Prophetic words uttered by economist, Thomas Sowell, for not only an economist’s understanding of the world, but for our generation.
When Sowell speaks of trade-offs, he embraces an economic term which teaches that life is not about simply making ‘good’ decisions (solutions), but about making choices between various options, holding varying but incompatible levels of appeal present to us (a balancing act, so to speak).
Your choice to watch Netflix may be gratifying, but you trade-off the time spent reading or studying. Likewise, you may desire to sleep-in an extra 30 minutes, but you choose to read your Bible instead (or maybe your trade-off is the other way round while you snooze your alarm).

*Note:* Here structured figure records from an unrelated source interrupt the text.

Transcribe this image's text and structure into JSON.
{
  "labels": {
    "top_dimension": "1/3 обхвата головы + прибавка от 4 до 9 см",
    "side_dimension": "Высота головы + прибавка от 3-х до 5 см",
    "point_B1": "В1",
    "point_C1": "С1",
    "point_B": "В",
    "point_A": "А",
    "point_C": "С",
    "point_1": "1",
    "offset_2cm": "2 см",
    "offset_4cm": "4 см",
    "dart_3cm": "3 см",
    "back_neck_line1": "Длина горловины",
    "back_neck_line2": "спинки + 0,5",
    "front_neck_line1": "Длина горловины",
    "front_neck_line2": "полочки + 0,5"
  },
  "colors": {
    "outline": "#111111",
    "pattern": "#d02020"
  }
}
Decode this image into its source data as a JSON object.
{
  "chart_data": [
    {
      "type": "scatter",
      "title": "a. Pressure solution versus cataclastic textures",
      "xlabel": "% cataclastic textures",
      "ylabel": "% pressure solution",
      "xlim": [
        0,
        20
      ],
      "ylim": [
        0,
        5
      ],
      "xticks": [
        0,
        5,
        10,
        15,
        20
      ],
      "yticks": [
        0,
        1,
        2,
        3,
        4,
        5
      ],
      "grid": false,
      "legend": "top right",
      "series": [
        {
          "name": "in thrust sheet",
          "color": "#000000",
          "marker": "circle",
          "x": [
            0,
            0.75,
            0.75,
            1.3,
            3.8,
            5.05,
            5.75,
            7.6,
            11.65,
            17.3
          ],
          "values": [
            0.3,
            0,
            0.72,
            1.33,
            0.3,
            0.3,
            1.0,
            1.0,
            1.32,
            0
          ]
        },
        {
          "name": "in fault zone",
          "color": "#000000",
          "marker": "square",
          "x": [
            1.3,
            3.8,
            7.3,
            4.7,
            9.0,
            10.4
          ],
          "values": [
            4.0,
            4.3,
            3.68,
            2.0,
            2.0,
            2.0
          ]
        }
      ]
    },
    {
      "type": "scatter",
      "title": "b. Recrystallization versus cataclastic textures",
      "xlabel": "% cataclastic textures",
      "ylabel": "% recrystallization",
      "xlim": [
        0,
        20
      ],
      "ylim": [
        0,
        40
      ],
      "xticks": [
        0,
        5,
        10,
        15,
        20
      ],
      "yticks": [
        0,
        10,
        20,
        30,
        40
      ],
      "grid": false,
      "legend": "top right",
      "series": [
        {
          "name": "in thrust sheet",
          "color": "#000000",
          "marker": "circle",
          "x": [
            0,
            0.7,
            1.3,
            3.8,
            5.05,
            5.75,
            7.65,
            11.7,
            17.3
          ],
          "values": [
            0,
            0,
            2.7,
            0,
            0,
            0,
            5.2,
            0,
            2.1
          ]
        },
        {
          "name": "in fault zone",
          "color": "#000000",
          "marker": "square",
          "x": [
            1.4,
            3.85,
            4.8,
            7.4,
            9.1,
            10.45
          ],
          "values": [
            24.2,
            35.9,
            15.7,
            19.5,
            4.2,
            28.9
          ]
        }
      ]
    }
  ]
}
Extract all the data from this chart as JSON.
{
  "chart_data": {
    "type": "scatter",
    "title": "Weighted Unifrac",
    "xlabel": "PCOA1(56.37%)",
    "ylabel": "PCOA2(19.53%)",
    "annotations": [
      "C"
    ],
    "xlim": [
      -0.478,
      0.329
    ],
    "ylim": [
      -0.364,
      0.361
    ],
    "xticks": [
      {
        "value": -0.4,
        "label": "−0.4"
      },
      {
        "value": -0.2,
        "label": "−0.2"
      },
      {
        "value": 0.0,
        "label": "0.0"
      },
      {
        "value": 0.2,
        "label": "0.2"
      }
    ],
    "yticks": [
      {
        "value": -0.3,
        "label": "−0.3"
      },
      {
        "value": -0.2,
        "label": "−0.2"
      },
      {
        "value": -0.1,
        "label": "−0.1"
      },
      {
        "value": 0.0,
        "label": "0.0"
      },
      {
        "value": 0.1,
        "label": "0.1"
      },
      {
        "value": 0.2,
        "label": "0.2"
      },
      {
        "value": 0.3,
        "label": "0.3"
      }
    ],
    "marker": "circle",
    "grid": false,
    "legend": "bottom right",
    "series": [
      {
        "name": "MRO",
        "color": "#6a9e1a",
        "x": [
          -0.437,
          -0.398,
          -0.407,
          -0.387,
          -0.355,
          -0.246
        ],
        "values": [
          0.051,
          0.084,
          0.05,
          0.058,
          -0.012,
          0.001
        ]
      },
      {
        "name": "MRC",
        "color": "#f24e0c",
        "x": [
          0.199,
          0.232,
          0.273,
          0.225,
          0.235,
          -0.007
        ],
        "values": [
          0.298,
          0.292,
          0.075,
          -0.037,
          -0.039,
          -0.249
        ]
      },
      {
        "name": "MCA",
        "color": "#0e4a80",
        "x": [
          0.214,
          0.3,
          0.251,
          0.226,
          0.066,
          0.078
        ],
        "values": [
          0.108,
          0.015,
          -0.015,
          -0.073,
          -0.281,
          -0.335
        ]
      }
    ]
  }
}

Yet trade-offs are not just about external actions, but also about internal thoughts. We think in trade-offs by the way we respond to either others’ suffering or their betterment. We are radically influenced by sin and our culture to compare ourselves.
It is easy to see how one might do this with Instagram, Facebook, (insert social media addiction platform here). This article is not about that.
Rather, it is less obvious when we are confronted with someone else’s suffering.
In a world of endless charities, fundraisers, and news outlets reminding us of the plethora of social ills, we are bombarded with endless ways to give our time, our effort, our money.
Confronted with so many causes, we find ourselves forever uncertain of the ‘right’ charity. If we give to Cause A, is that better than Causes B to Z? Realising our incapacity to give what we think we ought to give, we can be left immobile, refusing to give at all.
Apathy. Confronted with an opportunity to provide support to another in need, we choose instead to withdraw ourselves emotionally. Feeling incapable of helping everyone, we lose motivation to help anyone.
We lose perspective.
Once apathy sets in, it is only moments before that lack of motivation turns into lack of concern and lack of action. The problem with apathy and indifference is not that we lose concern for the fundraiser or the charity, but we lose concern, full stop.
Jesus taught His disciples in Matthew chapter 15, verse 11, “it is not what goes into the mouth that defiles a person, but what comes out of the mouth; this defiles a person.”
If what emanates from you is apathy and indifference for those in need far away, sooner or later, that same attitude that comes from within will reflect in how we respond to those closer to us. To think that we can compartmentalise our apathy and indifference to only certain situations is to deceive ourselves.
If we fail to heed caution, fail to recognise this encroachment of sin, we will soon find ourselves left with only our pride. Paul said in Acts chapter 20, verse 25, “It is more blessed to give than to receive.”
But what if we choose not to give? Does nothing happen? No, rather the void left but refusing to give of ourselves is replaced with apathy, indifference, and eventually arrogance. Convincing ourselves, rationalising, why we refuse to give.
Yet if we consider this predicament, we find ourselves returning back to the reality of perspectives and trade-offs. The logic of the world may teach us that keeping what you have is more prosperous than to give, but this assumes we live only for this world.
Rather, Paul teaches in Colossians chapter 3, verses 1-2, “If then you have been raised with Christ, seek the things that are above, where Christ is, seated at the right hand of God. Set your mind on things that are above, not on things that are earth”.
When we compare the moment to the eternal, the trade-off between two options becomes clearer. One earthly, one eternal. To give in the moment is to give up something earthly, for something eternal.
Giving is not simply about what we already have, choosing whether to demonstrate generosity or not, but about receiving something far greater.
Hailing from North Auckland, Blake Gardiner sounds American, looks Swedish, but grew up in Laos. As an introvert, Blake lives life on the edge by socialising. When he isn’t putting his life at such risk, he enjoys reading theology and debating whether Interstellar is truly the greatest movie of all time.